“Neu ist nur das mediale Interesse”

taz 12. Juni 2007

Haben die zivilen Polizeibeamten in Heiligendamm zur Gewalt aufgerufen? Teilnehmer widersprechen den Polizeiberichten, die Aufklärer hätten lediglich Informationen gesammelt. Interview mit einem Augenzeugen

taz: Herr Volland, woran haben Sie die Zivilbeamten bei der G 8-Demonstration erkannt?

Ralf Volland (Name geändert): Diese Personen waren zivile Aufklärer von der Beweis- und Feststellungseinheit aus Bremen, die uns schon öfter aufgefallen sind. Sie haben bei früheren Veranstaltungen fotografiert und die Gesichter waren uns bekannt.

Und woran haben Sie sie in Bremen identifiziert?

Wir kannten das Auto von ihnen und auch das Auftreten: Alle sind kräftig gebaut und in Unterhaltungen mit Polizeibeamten gesehen worden.

Inwiefern haben die Aufklärer versucht, die Lage eskalieren zu lassen?

Zwei der Männer aus der Vierergruppe gingen aufs Feld, als die Situation zu eskalieren drohte. Sie vermummten sich, forderten Leute auf, den Zaun und die Polizei anzugreifen und schmissen Steine. Das war für uns der Zeitpunkt, wo klar war, dass die Personen geoutet werden müssen. Wir sind zu ihnen hin, haben gesagt, dass wir sie erkannt haben. Daraufhin reagierten sie aggressiv. Später kamen Leute aus dem “Legal Team” (Anwaltlicher Notdienst; d. R.) hinzu, die nur gesiezt wurden, was bei Demos unüblich ist. Und auf die Frage, dass sie sich ausweisen sollten, konnten sie keine Antwort geben. Eine Anwältin brachte sie zur Polizeikette, wo sie ohne weitere Fragen aufgenommen wurden.

Laut Polizeiangaben hätten andere Demonstranten verhindert, dass die Aufklärer zusammengeschlagen wurden.

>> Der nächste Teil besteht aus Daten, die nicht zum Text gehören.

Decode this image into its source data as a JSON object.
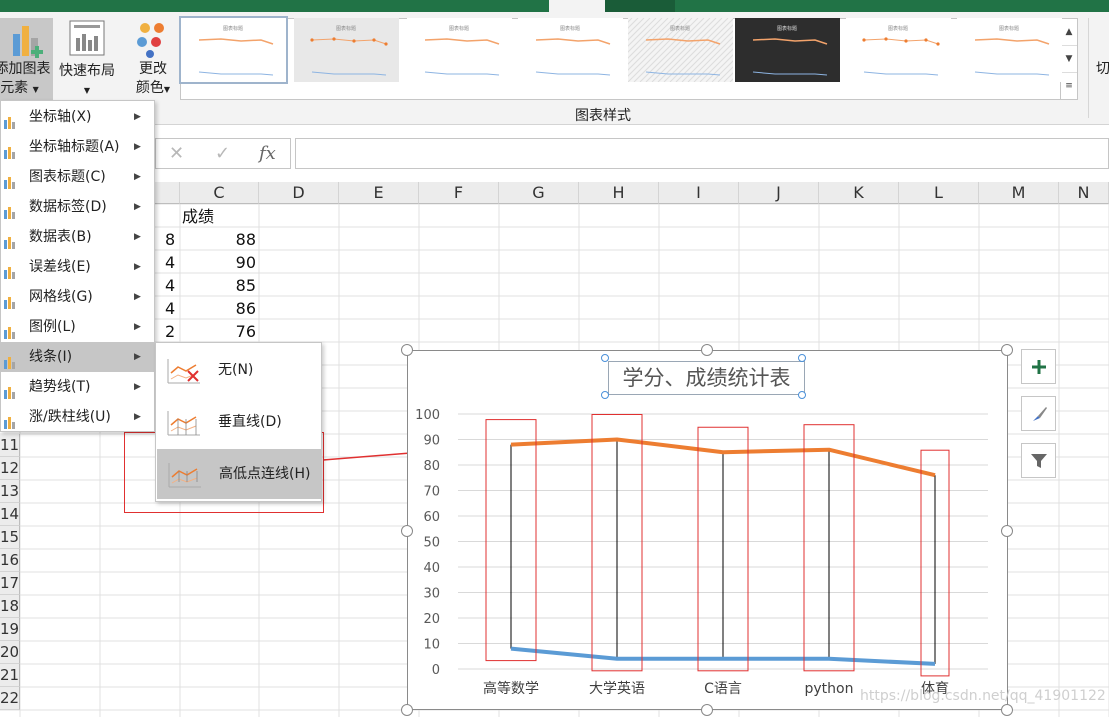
{
  "ribbon": {
    "add_element_label_l1": "添加图表",
    "add_element_label_l2": "元素",
    "quick_layout_label": "快速布局",
    "change_colors_label_l1": "更改",
    "change_colors_label_l2": "颜色",
    "styles_group_label": "图表样式",
    "switch_label": "切",
    "style_thumbs": [
      "图表标题",
      "图表标题",
      "图表标题",
      "图表标题",
      "图表标题",
      "图表标题",
      "图表标题",
      "图表标题"
    ]
  },
  "formula_bar": {
    "cancel": "✕",
    "enter": "✓",
    "fx": "fx"
  },
  "grid": {
    "columns": [
      "C",
      "D",
      "E",
      "F",
      "G",
      "H",
      "I",
      "J",
      "K",
      "L",
      "M",
      "N"
    ],
    "row_numbers": [
      "11",
      "12",
      "13",
      "14",
      "15",
      "16",
      "17",
      "18",
      "19",
      "20",
      "21",
      "22"
    ],
    "header_label": "成绩",
    "rows": [
      {
        "b": "8",
        "c": "88"
      },
      {
        "b": "4",
        "c": "90"
      },
      {
        "b": "4",
        "c": "85"
      },
      {
        "b": "4",
        "c": "86"
      },
      {
        "b": "2",
        "c": "76"
      }
    ]
  },
  "menu": {
    "items": [
      {
        "label": "坐标轴(X)",
        "icon": "axes-icon"
      },
      {
        "label": "坐标轴标题(A)",
        "icon": "axis-titles-icon"
      },
      {
        "label": "图表标题(C)",
        "icon": "chart-title-icon"
      },
      {
        "label": "数据标签(D)",
        "icon": "data-labels-icon"
      },
      {
        "label": "数据表(B)",
        "icon": "data-table-icon"
      },
      {
        "label": "误差线(E)",
        "icon": "error-bars-icon"
      },
      {
        "label": "网格线(G)",
        "icon": "gridlines-icon"
      },
      {
        "label": "图例(L)",
        "icon": "legend-icon"
      },
      {
        "label": "线条(I)",
        "icon": "lines-icon"
      },
      {
        "label": "趋势线(T)",
        "icon": "trendline-icon"
      },
      {
        "label": "涨/跌柱线(U)",
        "icon": "updown-bars-icon"
      }
    ]
  },
  "submenu": {
    "items": [
      {
        "label": "无(N)",
        "icon": "none-lines-icon"
      },
      {
        "label": "垂直线(D)",
        "icon": "drop-lines-icon"
      },
      {
        "label": "高低点连线(H)",
        "icon": "high-low-lines-icon"
      }
    ]
  },
  "chart_data": {
    "type": "line",
    "title": "学分、成绩统计表",
    "categories": [
      "高等数学",
      "大学英语",
      "C语言",
      "python",
      "体育"
    ],
    "series": [
      {
        "values": [
          88,
          90,
          85,
          86,
          76
        ],
        "color": "#ed7d31"
      },
      {
        "values": [
          8,
          4,
          4,
          4,
          2
        ],
        "color": "#5b9bd5"
      }
    ],
    "ylim": [
      0,
      100
    ],
    "yticks": [
      0,
      10,
      20,
      30,
      40,
      50,
      60,
      70,
      80,
      90,
      100
    ],
    "grid": true,
    "high_low_lines": true,
    "annotation_color": "#e03030"
  },
  "watermark": "https://blog.csdn.net/qq_41901122"
}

Was schon passiert ist: Sie wurden etwas aggressiver angesprochen. Wenn man zehn Stunden versucht, eine friedliche Blockade aufrechtzuerhalten und dann die ersten Gewaltaktionen von der Polizei kommen, dann werden natürlich auch Leute sauer. Aber eine Auseinandersetzung, wie sie die Polizei beschrieben hat, ist mir nicht bekannt.

Sie widersprechen also der Aussage, die Aufklärer hätten nicht zu Gewalt aufgerufen?

Ja. Und das ist seit Jahren zu beobachten. Neu ist nur, dass es ein mediales Interesse daran gibt.

Stellen Sie sich Christian Ströbele, der einen Untersuchungsausschuss einberufen will, als Zeuge zur Verfügung?

Je nachdem, wie sich die Situation entwickeln wird, ja. Was viele beunruhigt, ist die Drohung der Polizei, Anzeige wegen Verleumdung und Körperverletzung zu stellen.